Arguments for patient autonomy are frequently employed as the primary justification for SDE. While many studies have associated depression and hopelessness with suicidal ideation, fewer studies have examined how the loss of hope and ensuing clinical depression in the context of intractable physical or mental illness may contribute to a patient’s disposition and desire for early release. Studies have shown that patients choosing SDE have higher levels of depression, hopelessness, and a lower sense of independence, self-reliance, and spirituality. The erosion of hope from the neglect of the psychospiritual problems that develop in the palliative phases of disease can increase the desire to cheat death’s ignominy. Providers and systems that intentionally or unintentionally deprive patients of hope overlook important avenues of physical and spiritual care, which can diminish a patient’s sense of autonomy and hasten unnatural desires.
High ALs are significantly correlated to increased mortality. Suicidal ideation is also correlated with allostasis, which may be associated with dysregulation of hypothalamic-pituitary-adrenal activity from increasing cortisol levels.

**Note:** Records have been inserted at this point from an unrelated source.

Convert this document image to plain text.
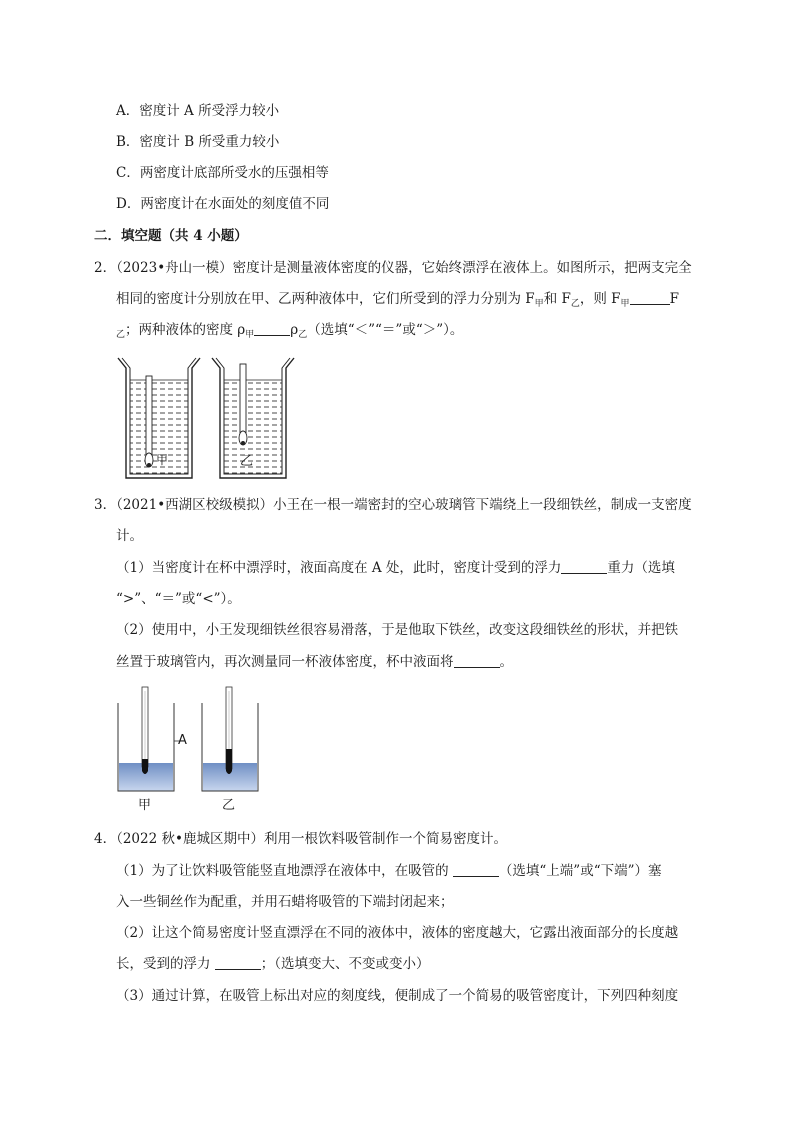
A．密度计 A 所受浮力较小
B．密度计 B 所受重力较小
C．两密度计底部所受水的压强相等
D．两密度计在水面处的刻度值不同
二．填空题（共 4 小题）
2．（2023•舟山一模）密度计是测量液体密度的仪器，它始终漂浮在液体上。如图所示，把两支完全
相同的密度计分别放在甲、乙两种液体中，它们所受到的浮力分别为 $F_甲$和 $F_乙$，则 $F_甲$	F
$_乙$；两种液体的密度 $\rho_甲$	$\rho_乙$（选填“＜”“＝”或“＞”）。
甲	乙
3．（2021•西湖区校级模拟）小王在一根一端密封的空心玻璃管下端绕上一段细铁丝，制成一支密度
计。
（1）当密度计在杯中漂浮时，液面高度在 A 处，此时，密度计受到的浮力	重力（选填
“>”、“＝”或“<”）。
（2）使用中，小王发现细铁丝很容易滑落，于是他取下铁丝，改变这段细铁丝的形状，并把铁
丝置于玻璃管内，再次测量同一杯液体密度，杯中液面将	。
A
甲	乙
4．（2022 秋•鹿城区期中）利用一根饮料吸管制作一个简易密度计。
（1）为了让饮料吸管能竖直地漂浮在液体中，在吸管的	（选填“上端”或“下端”）塞
入一些铜丝作为配重，并用石蜡将吸管的下端封闭起来；
（2）让这个简易密度计竖直漂浮在不同的液体中，液体的密度越大，它露出液面部分的长度越
长，受到的浮力	；（选填变大、不变或变小）
（3）通过计算，在吸管上标出对应的刻度线，便制成了一个简易的吸管密度计，下列四种刻度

The neurophysiologic decline, including adverse changes to the hippocampus, which regulates important emotional functions of the brain including memory recall and imagination, is associated with debilitating depression and anhedonia. The uncertainty and anxiety that accompany terminal disease can lead to an allostatic overload that can dysregulate executive control functions in the brain and compromise autonomy, specifically intentionality and voluntariness.
More than 10,000 patients ended their lives under the MAiD Act in 2021. Of these, fewer than 7% were referred to a psychiatrist, and only 5% were referred to "other consultation," which could include psychologists, speech pathologists, spiritual care, and biomedical ethicists. Canada recently removed provisions for a nominal 10-day reflection period, but its citizens can wait up to three or more months before seeing a licensed mental health professional. Healthcare teams involved with MAiD, which consist largely of primary caregivers and nurses, lack support from specialty care practitioners necessary to make appropriate physical, mental, and spiritual assessments to identify the nature of the suffering and the source of the crisis, likely overlooking the deteriorating cycle that exists between depressive disorders and increases in the AL.
Medicine reveals important psychological and physical dimensions of hopefulness that are associated with positive clinical outcomes. The management of end-stage or major life-altering disease benefits when psychosocial-spiritual care is incorporated into the treatment plan. In contrast, feelings of hopelessness, fear, and anxiety are comorbid and work against the aims of healthcare in ways that can accelerate physical and mental decline leading to abject despair and isolation. A sudden increase in AL negatively affects the neurohormonal balance and may enhance the putative desideratum offered in SDE. Access to mental health counseling and spiritual care is essential to ensuring that decisions made in extremis are not compromised by the lack of spiritual and mental care and are consistent with a patient’s values prior to the collision with death.